Advisors take notice: Ultra-high-net-worth millennials are already engaged in their family finances.

More surprisingly, the generation comprised of those born between 1980 and 1995 also making many of the decisions concerning family wealth, according to “Proving Worth,” a study conducted by OppenheimerFunds and Campden Research that was released on Wednesday.

According to the study, 59 percent of the 32 ultra-high-net-worth millennials surveyed in September and October sit on a committee or board that manages their family’s wealth, but only 18 percent make strategic wealth management decisions. Instead, millennials are more likely to make decisions on impact investing, 31 percent, and philanthropy, 29 percent.

Those interviewed came from families with at least $35 million.

“There is a need and willingness on the part of millennials to engage with financial advice,” says Ned Dane, the head of the Private Client Group at Oppenheimer Funds. “They want advisors to bring them ideas that are highly aligned to the impact issues they’re trying to focus on. There is an interest in philanthropy, but millennials also perceive that they lack knowledge of concepts like impact and socially responsible investing. That’s where the opportunity lies for advisors.”

Dane, who co-authored the study, said that families may be putting philanthropy into the hands of younger generations because that’s where their interest lies. Almost all of the studies respondents, 96 percent, said they were interested in philanthropy, and 69 percent expressed an interest in socially responsible investing.

“Families are giving the millennials a voice at the table, but in most cases they’re not at the head chair,” Dane says. “It seems that those families have recognized that philanthropy and impact investing is a specific talent for this generation and in many cases they’ve given the keys to the car to the millennial.”

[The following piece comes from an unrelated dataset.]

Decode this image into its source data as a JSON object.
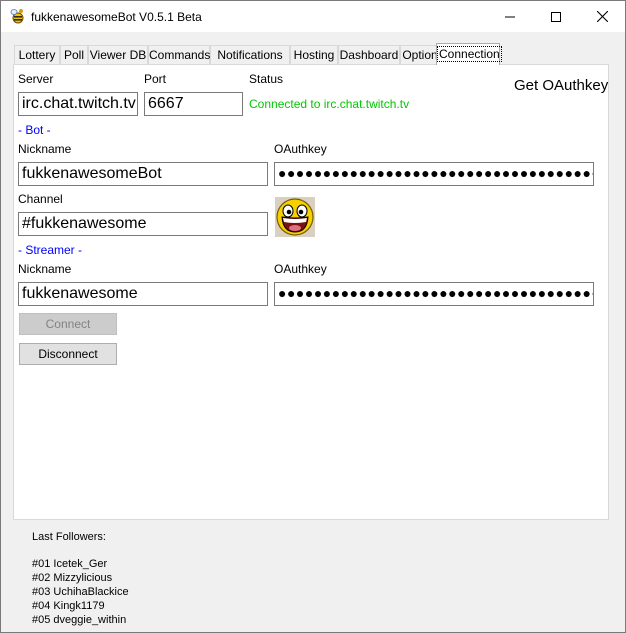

Dane’s study found that human rights causes dominate ultra-high-net-worth millennial philanthropic interests. The sectors of impact investing most relevant to respondents were education, water resources, the environment, gender equality and economic justice.

“They were less interested in anything around the feel-good aspects of philanthropy,” Dane says. “For millennials, philanthropy is about a higher purpose."

Millennials also tend to be results-driven, even with their philanthropic investments, says Dane. The study showed that young wealth is most concerned with accountability, long-term returns, sustainability and measurability of success.